A Tragic Cycle of CMPD Violence
Much of my life has been marked by certain milestones. I was a junior in high school when Jonathan Ferrell was shot and killed by CMPD officer Randall Kerrick, a freshman in college when Janisha Fonville was shot and killed by CMPD officer Anthony Holzhauer and a sophomore in college when Keith Lamont Scott was shot and killed by CMPD officer Brentley Vinson.
In those same years, I have also seen Charlotteans take for granted Black trans and queer organizers as they put their bodies on the line for Black people over and over again.
Charlotte has a pattern of engagement: A Black person is killed, the city council responds by saying their hands are tied, a charming Black police chief responds by saying that they “engaged in the community” and leaders across the city organize community conversations that leave everyone feeling good about themselves. Everyone walks away apathetic to the legacy of Black death that we have all become accustomed to … until it happens again and the cycle repeats.
CMPD currently receives $290 million of taxpayers dollars — more than 40% of the entire city budget — to target, brutalize, kill, and defend structural property over the safety of the people they are supposed to work for.
The call for defunding police asks that our society create a new common sense, one that asks to trust our communities’ abilities to handle harm. The mass incarceration system does not keep us safe.
Charlotte for Black Futures Demands Change
The newly founded coalition Charlotte For Black Futures, of which I am a partner, has released demands that would begin the process of defunding the police. We have called for the divestment of CMPD from all Charlotte-Mecklenburg Schools, colleges and universities. We also ask that no department salary increases occur with funds from the 2021 Charlotte city budget, but instead that all those funds be used to increase salaries for other city workers, or be put toward affordable housing, reentry programs, transportation, mental health, and other community health and wellness infrastructure.

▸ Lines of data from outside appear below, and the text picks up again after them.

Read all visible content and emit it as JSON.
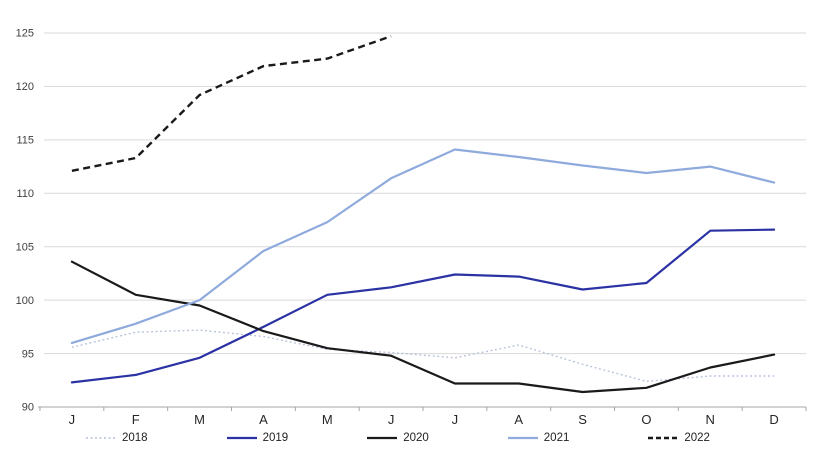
{
  "chart_data": {
    "type": "line",
    "title": "",
    "xlabel": "",
    "ylabel": "",
    "categories": [
      "J",
      "F",
      "M",
      "A",
      "M",
      "J",
      "J",
      "A",
      "S",
      "O",
      "N",
      "D"
    ],
    "y_ticks": [
      90,
      95,
      100,
      105,
      110,
      115,
      120,
      125
    ],
    "ylim": [
      90,
      125
    ],
    "grid": true,
    "legend_position": "bottom",
    "colors": {
      "gridline": "#d9d9d9",
      "axis": "#a6a6a6",
      "tick_label": "#404040",
      "month_label": "#262626"
    },
    "series": [
      {
        "name": "2018",
        "style": "dotted",
        "color": "#b3bfdb",
        "values": [
          95.6,
          97.0,
          97.2,
          96.6,
          95.4,
          95.1,
          94.6,
          95.8,
          94.0,
          92.4,
          92.9,
          92.9
        ]
      },
      {
        "name": "2019",
        "style": "solid",
        "color": "#2b32a3",
        "values": [
          92.3,
          93.0,
          94.6,
          97.5,
          100.5,
          101.2,
          102.4,
          102.2,
          101.0,
          101.6,
          106.5,
          106.6
        ]
      },
      {
        "name": "2020",
        "style": "solid",
        "color": "#1a1a1a",
        "values": [
          103.6,
          100.5,
          99.5,
          97.1,
          95.5,
          94.8,
          92.2,
          92.2,
          91.4,
          91.8,
          93.7,
          94.9
        ]
      },
      {
        "name": "2021",
        "style": "solid",
        "color": "#8faadc",
        "values": [
          96.0,
          97.8,
          100.0,
          104.6,
          107.3,
          111.4,
          114.1,
          113.4,
          112.6,
          111.9,
          112.5,
          111.0
        ]
      },
      {
        "name": "2022",
        "style": "dashed",
        "color": "#1a1a1a",
        "values": [
          112.1,
          113.3,
          119.2,
          121.9,
          122.6,
          124.7
        ]
      }
    ]
  }
}
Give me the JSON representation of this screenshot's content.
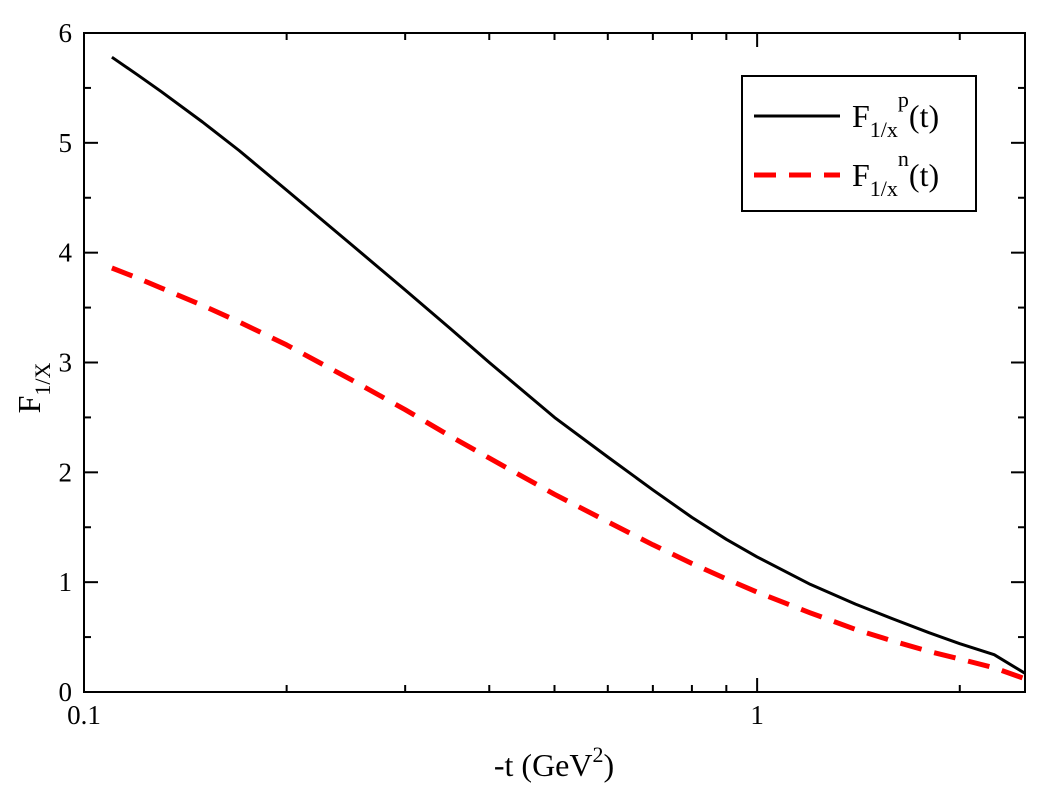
{
  "chart_data": {
    "type": "line",
    "x_scale": "log",
    "xlim": [
      0.1,
      2.5
    ],
    "ylim": [
      0,
      6
    ],
    "x_ticks": [
      {
        "value": 0.1,
        "label": "0.1"
      },
      {
        "value": 1,
        "label": "1"
      }
    ],
    "x_minor_ticks": [
      0.2,
      0.3,
      0.4,
      0.5,
      0.6,
      0.7,
      0.8,
      0.9,
      2
    ],
    "y_ticks": [
      {
        "value": 0,
        "label": "0"
      },
      {
        "value": 1,
        "label": "1"
      },
      {
        "value": 2,
        "label": "2"
      },
      {
        "value": 3,
        "label": "3"
      },
      {
        "value": 4,
        "label": "4"
      },
      {
        "value": 5,
        "label": "5"
      },
      {
        "value": 6,
        "label": "6"
      }
    ],
    "xlabel": {
      "main": "-t (GeV",
      "sup": "2",
      "end": ")"
    },
    "ylabel": {
      "main": "F",
      "sub": "1/X"
    },
    "grid": false,
    "legend_position": "top-right",
    "series": [
      {
        "legend": {
          "base": "F",
          "sub": "1/x",
          "sup": "p",
          "tail": "(t)"
        },
        "color": "#000000",
        "dash": "solid",
        "points": [
          [
            0.11,
            5.78
          ],
          [
            0.12,
            5.62
          ],
          [
            0.13,
            5.47
          ],
          [
            0.15,
            5.19
          ],
          [
            0.17,
            4.93
          ],
          [
            0.2,
            4.57
          ],
          [
            0.25,
            4.07
          ],
          [
            0.3,
            3.66
          ],
          [
            0.35,
            3.31
          ],
          [
            0.4,
            3.0
          ],
          [
            0.5,
            2.5
          ],
          [
            0.6,
            2.14
          ],
          [
            0.7,
            1.84
          ],
          [
            0.8,
            1.59
          ],
          [
            0.9,
            1.39
          ],
          [
            1.0,
            1.23
          ],
          [
            1.2,
            0.98
          ],
          [
            1.4,
            0.8
          ],
          [
            1.6,
            0.66
          ],
          [
            1.8,
            0.54
          ],
          [
            2.0,
            0.44
          ],
          [
            2.25,
            0.34
          ],
          [
            2.5,
            0.17
          ]
        ]
      },
      {
        "legend": {
          "base": "F",
          "sub": "1/x",
          "sup": "n",
          "tail": "(t)"
        },
        "color": "#ff0000",
        "dash": "dashed",
        "points": [
          [
            0.11,
            3.86
          ],
          [
            0.12,
            3.77
          ],
          [
            0.13,
            3.68
          ],
          [
            0.15,
            3.52
          ],
          [
            0.17,
            3.37
          ],
          [
            0.2,
            3.16
          ],
          [
            0.25,
            2.84
          ],
          [
            0.3,
            2.57
          ],
          [
            0.35,
            2.33
          ],
          [
            0.4,
            2.13
          ],
          [
            0.5,
            1.8
          ],
          [
            0.6,
            1.55
          ],
          [
            0.7,
            1.34
          ],
          [
            0.8,
            1.17
          ],
          [
            0.9,
            1.03
          ],
          [
            1.0,
            0.91
          ],
          [
            1.2,
            0.72
          ],
          [
            1.4,
            0.57
          ],
          [
            1.6,
            0.46
          ],
          [
            1.8,
            0.37
          ],
          [
            2.0,
            0.3
          ],
          [
            2.25,
            0.22
          ],
          [
            2.5,
            0.12
          ]
        ]
      }
    ]
  }
}
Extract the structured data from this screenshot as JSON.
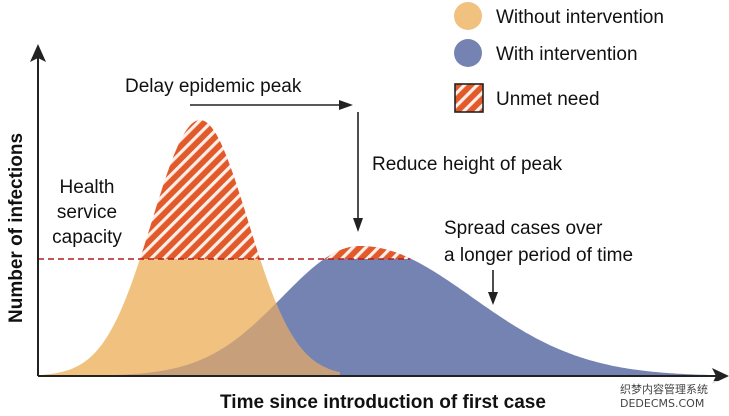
{
  "colors": {
    "without": "#F0C17F",
    "with": "#7583B2",
    "overlap": "#C7A07B",
    "unmet_fill": "#E25A2A",
    "unmet_stripe": "#ffffff",
    "capacity_line": "#B11E1E",
    "axis": "#222222",
    "text": "#111111"
  },
  "axes": {
    "x_label": "Time since introduction of first case",
    "y_label": "Number of infections"
  },
  "legend": [
    {
      "label": "Without intervention",
      "swatch": "circle",
      "color": "#F0C17F"
    },
    {
      "label": "With intervention",
      "swatch": "circle",
      "color": "#7583B2"
    },
    {
      "label": "Unmet need",
      "swatch": "hatched-square",
      "color": "#E25A2A"
    }
  ],
  "annotations": {
    "delay_peak": "Delay epidemic peak",
    "reduce_peak": "Reduce height of peak",
    "spread_line1": "Spread cases over",
    "spread_line2": "a longer period of time",
    "capacity_line1": "Health",
    "capacity_line2": "service",
    "capacity_line3": "capacity"
  },
  "watermark": {
    "line1": "织梦内容管理系统",
    "line2": "DEDECMS.COM"
  }
}
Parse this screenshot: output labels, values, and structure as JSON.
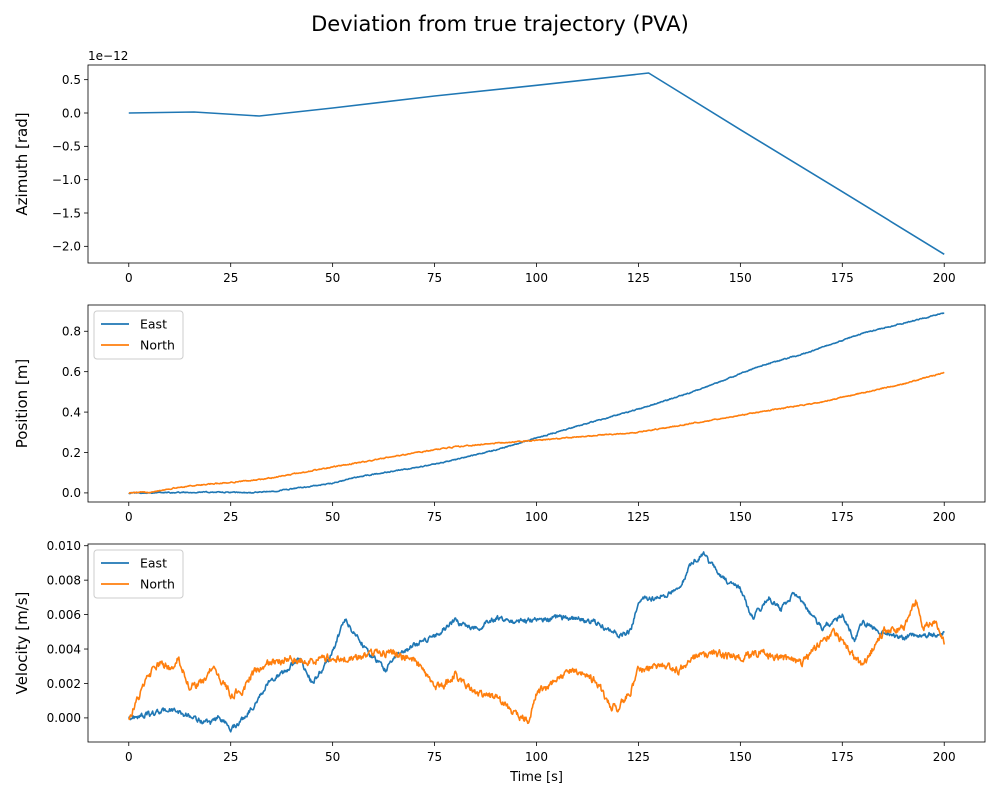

Lastly, we demand that the city of Charlotte acknowledge and take accountability for our pain and injustice by issuing a proclamation apologizing for their historic role in slavery and the lasting, negative impact of slavery on current generations of Black people and that a board and task force be created to explore monetary reparations for Black individuals in Charlotte.
A Charlotte that is actually invested in prioritizing Black life will be one that is able to face the hard truths. It will be a Charlotte with the political will to show up for Black people in tangible ways. That requires us to be brave regardless of how it may implicate ourselves and our culpability in the new world we need to build.
As a thriving center for business, cultural production, and commerce, Charlotte has been largely left out of the national conversation on police violence. Charlotte is burdened with the crutch of white liberals and Black politicians focused on protecting their positions as beacons of social change rather than the safety of Black people.
In order to see a day where the police stop targeting and killing Black people, it requires us to look at abolition, not as a catch-all but a way of seeing a world in which we address Charlotte’s internalized white superiority head-on.
If not, we are doomed to repeat the same mistakes, at the price of Black people’s lives, and the blood will remain on our hands.